Beyond security risks from kernel sharing, default settings have no limits on process creation counts making them vulnerable to resource exhaustion attacks like fork bombs. Improper cgroups settings can cause noisy neighbor problems where one container uses excessive resources degrading other containers’ performance. Additionally, when containers are configured to access host privileged resources (--privileged flag), isolation is effectively neutralized.
Security Enhancement Methods
A defense-in-depth approach is needed to strengthen container security. Enable user namespace so container root maps to non-privileged user on host, use MAC (Mandatory Access Control) systems like AppArmor or SELinux to restrict process behavior. Apply seccomp profiles to whitelist-restrict system calls containers can invoke, remove unnecessary Linux capabilities, and apply read-only filesystems and principle of least privilege. eBPF-based runtime security tools (Falco, Cilium, Tetragon, etc.) can detect and block anomalous container behavior in real-time.

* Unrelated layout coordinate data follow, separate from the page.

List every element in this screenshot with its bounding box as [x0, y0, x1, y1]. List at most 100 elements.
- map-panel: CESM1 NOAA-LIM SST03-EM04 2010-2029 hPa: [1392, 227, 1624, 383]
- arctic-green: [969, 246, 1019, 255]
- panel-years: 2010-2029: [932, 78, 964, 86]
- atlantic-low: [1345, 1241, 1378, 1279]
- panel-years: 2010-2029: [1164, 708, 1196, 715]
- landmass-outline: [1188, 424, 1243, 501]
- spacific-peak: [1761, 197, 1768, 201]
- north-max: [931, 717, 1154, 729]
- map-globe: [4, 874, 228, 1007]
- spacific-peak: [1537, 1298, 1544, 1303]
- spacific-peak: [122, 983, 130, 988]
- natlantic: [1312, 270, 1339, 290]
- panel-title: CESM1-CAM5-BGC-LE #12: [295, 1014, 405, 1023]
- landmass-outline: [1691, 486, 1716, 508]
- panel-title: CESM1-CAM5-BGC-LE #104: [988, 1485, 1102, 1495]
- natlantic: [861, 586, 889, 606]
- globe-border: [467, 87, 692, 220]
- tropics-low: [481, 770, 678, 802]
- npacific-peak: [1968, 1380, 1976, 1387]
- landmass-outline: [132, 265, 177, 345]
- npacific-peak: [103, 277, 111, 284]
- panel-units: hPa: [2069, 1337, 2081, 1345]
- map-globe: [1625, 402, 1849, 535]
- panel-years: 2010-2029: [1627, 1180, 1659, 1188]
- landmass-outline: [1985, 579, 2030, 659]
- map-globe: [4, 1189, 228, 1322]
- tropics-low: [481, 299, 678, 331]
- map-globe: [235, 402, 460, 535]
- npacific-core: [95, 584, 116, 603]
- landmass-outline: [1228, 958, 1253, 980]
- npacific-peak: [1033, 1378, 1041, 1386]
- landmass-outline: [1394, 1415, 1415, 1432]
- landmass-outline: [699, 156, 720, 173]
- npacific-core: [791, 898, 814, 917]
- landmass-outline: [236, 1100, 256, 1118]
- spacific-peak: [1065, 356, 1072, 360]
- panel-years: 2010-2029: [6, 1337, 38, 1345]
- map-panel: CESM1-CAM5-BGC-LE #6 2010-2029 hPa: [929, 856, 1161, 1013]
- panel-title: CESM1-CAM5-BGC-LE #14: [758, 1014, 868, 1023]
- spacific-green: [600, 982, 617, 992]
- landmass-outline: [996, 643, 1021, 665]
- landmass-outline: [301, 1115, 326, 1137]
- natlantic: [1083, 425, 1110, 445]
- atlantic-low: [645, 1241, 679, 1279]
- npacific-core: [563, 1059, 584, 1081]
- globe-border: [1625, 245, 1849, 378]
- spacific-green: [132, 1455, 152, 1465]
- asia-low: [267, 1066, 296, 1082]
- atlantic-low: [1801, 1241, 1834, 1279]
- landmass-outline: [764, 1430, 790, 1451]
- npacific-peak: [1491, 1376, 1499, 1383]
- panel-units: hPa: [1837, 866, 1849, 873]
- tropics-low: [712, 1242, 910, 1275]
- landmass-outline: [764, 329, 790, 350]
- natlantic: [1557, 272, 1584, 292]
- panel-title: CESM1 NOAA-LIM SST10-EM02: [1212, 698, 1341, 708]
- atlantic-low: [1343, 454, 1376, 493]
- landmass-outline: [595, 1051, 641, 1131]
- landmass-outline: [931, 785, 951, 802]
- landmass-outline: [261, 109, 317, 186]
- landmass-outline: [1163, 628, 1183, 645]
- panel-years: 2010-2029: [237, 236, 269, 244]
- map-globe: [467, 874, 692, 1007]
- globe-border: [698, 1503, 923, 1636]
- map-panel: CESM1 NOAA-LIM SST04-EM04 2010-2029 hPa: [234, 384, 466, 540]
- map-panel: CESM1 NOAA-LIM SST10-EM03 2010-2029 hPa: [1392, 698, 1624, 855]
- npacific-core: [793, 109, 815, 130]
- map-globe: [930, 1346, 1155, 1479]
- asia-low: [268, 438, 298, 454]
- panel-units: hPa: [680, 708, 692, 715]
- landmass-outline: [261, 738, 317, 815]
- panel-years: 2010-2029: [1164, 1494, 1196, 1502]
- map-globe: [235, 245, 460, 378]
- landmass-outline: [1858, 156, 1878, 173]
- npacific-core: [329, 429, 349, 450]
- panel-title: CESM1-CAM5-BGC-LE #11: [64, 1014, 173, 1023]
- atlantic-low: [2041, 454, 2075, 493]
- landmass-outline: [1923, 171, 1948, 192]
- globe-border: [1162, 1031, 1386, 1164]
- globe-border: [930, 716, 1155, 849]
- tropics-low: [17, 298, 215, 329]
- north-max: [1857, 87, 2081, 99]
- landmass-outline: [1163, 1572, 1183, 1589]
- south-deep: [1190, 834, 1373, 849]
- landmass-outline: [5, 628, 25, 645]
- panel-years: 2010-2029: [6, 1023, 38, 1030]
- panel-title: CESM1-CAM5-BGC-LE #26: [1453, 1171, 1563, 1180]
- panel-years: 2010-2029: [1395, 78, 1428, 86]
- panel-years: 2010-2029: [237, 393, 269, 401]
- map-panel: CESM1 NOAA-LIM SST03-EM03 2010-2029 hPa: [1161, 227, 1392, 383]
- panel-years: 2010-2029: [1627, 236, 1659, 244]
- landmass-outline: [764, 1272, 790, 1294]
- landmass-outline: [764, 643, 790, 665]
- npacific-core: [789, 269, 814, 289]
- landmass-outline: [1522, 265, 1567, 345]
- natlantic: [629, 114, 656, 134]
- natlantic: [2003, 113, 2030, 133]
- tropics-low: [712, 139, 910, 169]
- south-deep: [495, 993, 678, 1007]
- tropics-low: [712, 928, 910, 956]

| Security Layer | Technology | Effect |
|---|---|---|
| User Isolation | User namespace, Rootless mode | Limit host privileges on container escape |
| Access Control | AppArmor, SELinux | Restrict process behavior |
| System Call Filtering | Seccomp | Block dangerous system calls |
| Capability Limitation | –cap-drop | Remove unnecessary privileges |
| Runtime Security | eBPF, Falco | Real-time anomaly detection |
Conclusion
Linux namespaces and cgroups have gone through a long development process since 2002 to become the core foundation of modern container technology, with the entire container ecosystem including Docker and Kubernetes built on these two kernel features. Namespaces isolate 8 types of resources including processes, networks, filesystems, and user IDs to make each container operate like an independent system, while cgroups precisely allocate and limit resources like CPU, memory, and I/O to enable fair resource distribution and noisy neighbor prevention. However, due to the structural characteristic of sharing the kernel, complete security isolation cannot be provided, so applying multi-layered security mechanisms such as user namespace, MAC, seccomp, and eBPF together is key to building a secure container environment.